Heart pine and cypress for the construction of the church were cut from nearby woods.  The slaves of the Norman brothers built the beautiful church that included a slave gallery, reached by a narrow, angular stairway, used by the slaves when they attended services. The floor in the slave balcony is slanted so those in the back could see the pulpit more easily. 

 

The old road passed on the south side of the church, which has two doors – one door for men and the other door for women.  The sanctuary is divided down the middle as well – one side for men and one side for women.  There was a third door for the slaves to enter and exit.
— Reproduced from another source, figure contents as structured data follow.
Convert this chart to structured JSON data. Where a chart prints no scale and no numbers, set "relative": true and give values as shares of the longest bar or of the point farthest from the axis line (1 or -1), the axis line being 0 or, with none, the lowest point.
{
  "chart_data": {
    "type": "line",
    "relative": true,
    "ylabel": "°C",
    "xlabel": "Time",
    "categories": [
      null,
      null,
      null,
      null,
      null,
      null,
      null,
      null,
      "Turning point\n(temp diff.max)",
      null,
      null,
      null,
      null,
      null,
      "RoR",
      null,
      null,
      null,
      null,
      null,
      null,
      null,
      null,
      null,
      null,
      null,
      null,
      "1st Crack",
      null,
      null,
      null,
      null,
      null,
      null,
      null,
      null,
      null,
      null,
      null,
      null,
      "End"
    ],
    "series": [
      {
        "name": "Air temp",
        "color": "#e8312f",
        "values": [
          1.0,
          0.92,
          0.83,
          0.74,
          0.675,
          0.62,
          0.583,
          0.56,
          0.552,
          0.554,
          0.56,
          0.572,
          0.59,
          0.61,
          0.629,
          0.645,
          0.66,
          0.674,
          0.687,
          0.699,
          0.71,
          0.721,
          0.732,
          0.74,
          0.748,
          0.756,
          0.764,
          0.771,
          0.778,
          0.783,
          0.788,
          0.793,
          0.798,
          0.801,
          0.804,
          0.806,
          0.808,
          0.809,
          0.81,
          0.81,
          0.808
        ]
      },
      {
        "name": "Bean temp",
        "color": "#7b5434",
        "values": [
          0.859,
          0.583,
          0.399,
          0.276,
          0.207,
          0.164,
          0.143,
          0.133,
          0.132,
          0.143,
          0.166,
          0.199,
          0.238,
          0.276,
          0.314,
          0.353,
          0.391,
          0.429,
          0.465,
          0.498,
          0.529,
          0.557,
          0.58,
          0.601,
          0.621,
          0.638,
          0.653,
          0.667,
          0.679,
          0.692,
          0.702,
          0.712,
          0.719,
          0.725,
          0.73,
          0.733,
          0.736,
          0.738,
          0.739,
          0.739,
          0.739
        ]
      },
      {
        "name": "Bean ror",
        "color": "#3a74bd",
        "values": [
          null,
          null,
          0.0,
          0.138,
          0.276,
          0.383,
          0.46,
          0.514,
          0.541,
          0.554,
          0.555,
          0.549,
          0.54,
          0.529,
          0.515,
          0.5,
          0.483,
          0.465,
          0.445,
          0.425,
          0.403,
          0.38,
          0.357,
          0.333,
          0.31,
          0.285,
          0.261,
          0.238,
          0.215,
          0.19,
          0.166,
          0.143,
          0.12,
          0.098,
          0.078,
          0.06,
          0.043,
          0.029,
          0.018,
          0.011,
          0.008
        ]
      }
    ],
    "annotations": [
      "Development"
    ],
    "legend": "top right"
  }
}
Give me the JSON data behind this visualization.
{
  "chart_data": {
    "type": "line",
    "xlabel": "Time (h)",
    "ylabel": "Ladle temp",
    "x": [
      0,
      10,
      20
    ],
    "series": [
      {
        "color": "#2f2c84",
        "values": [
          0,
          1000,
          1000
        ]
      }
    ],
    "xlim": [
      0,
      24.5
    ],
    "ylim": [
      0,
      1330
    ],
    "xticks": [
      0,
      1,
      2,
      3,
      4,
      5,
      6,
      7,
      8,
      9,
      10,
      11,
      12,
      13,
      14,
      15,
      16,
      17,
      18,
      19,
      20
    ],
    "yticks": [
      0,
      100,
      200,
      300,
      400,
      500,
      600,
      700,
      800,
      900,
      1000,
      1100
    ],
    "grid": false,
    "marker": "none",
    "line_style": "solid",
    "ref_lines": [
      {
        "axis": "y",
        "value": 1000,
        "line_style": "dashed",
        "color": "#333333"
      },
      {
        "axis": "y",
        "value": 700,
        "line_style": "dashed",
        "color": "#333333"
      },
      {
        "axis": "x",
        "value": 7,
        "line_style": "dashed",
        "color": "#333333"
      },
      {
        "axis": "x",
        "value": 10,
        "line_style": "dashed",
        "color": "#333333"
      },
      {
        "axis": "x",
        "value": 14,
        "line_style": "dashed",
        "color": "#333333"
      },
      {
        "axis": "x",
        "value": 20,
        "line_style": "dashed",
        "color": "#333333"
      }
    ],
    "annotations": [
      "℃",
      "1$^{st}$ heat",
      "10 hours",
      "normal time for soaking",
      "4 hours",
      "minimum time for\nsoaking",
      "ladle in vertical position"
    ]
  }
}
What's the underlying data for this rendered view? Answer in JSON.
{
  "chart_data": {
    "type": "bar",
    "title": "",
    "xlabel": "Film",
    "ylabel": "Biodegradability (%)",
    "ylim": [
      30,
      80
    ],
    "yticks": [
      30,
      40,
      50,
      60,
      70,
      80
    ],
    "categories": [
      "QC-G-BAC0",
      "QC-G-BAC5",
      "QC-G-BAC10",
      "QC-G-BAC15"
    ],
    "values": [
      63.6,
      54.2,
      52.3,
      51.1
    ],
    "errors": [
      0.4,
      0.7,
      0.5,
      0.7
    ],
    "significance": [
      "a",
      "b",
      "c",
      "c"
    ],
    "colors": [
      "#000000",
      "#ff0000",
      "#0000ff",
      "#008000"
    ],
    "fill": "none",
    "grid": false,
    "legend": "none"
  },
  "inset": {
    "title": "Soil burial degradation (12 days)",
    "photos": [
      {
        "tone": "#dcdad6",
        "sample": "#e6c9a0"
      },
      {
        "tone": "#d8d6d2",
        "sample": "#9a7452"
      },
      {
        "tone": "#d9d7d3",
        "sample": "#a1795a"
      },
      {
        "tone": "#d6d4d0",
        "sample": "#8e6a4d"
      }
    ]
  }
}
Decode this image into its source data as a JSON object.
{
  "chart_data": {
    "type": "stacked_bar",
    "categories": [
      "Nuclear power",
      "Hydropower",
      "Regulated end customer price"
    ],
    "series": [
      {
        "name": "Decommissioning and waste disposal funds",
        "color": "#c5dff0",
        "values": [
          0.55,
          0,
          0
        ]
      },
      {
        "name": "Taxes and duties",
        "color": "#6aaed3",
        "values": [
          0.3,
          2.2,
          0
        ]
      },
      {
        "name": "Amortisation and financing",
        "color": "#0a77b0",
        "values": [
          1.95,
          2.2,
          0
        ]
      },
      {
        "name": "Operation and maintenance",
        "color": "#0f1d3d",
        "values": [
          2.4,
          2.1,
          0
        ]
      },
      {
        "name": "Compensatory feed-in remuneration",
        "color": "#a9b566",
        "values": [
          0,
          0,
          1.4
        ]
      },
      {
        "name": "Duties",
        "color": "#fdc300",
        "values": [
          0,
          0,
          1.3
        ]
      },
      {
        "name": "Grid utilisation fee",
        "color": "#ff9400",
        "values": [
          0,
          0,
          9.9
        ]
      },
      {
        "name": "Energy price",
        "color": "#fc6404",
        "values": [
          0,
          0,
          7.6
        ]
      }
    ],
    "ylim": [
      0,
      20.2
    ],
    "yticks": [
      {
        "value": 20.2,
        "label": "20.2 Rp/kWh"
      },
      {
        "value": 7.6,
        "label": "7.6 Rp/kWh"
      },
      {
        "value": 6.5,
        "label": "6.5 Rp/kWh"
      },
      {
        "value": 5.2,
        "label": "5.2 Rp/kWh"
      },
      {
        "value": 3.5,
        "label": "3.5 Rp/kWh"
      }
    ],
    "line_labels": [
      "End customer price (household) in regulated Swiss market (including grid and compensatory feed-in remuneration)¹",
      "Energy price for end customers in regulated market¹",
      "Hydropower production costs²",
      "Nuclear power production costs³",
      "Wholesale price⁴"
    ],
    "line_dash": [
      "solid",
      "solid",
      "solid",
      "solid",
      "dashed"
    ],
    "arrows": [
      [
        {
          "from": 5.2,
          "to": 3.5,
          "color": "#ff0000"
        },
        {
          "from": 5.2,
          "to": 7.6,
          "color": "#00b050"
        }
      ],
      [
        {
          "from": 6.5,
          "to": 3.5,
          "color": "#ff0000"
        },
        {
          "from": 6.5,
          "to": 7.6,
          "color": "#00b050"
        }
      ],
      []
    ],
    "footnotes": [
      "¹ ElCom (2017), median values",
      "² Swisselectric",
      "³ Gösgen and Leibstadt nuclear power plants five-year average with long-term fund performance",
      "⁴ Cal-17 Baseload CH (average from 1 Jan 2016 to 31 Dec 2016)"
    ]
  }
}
The view from the modern road, NC highway 32, on the north side of the building, is of the back of Rehoboth.

 

Rehoboth Church is very likely the third church that was built in this area of Washington County, NC.  The 1733 Moseley Map shows a church on the shore of the Albemarle Sound between Kendrick’s Creek and, what is now, the end of the Albemarle Sound Bridge.

 

The county seat at Plymouth, 15 miles west of Rehoboth, was the site of Civil War battles in 1862 and 1864.  Ultimately, only ten percent of the town survived at war’s end.  Rehoboth, however, apparently remained untouched.

 

The grounds of Rehoboth serve as the final resting place of many past members of the church.  Although several old tombstones remain, it is likely that many others rest there as well.

 

By 1965, the church had only seven members between the ages of 50 and 81.  A booklet complied at the time succinctly captured their sentiments:

 

“They want their church to live after them.”

 

The local residents weathered slavery, the Civil War, Reconstruction, the Great Depression, World War I and II, storms, and hurricanes while never losing their faith in God.  They enjoyed weddings, baptisms, dinner on the grounds, community meetings and funerals.  Rehoboth Church was the rock in good times and bad.  Through the years, many loyal citizens have served as stewards of this historic old church.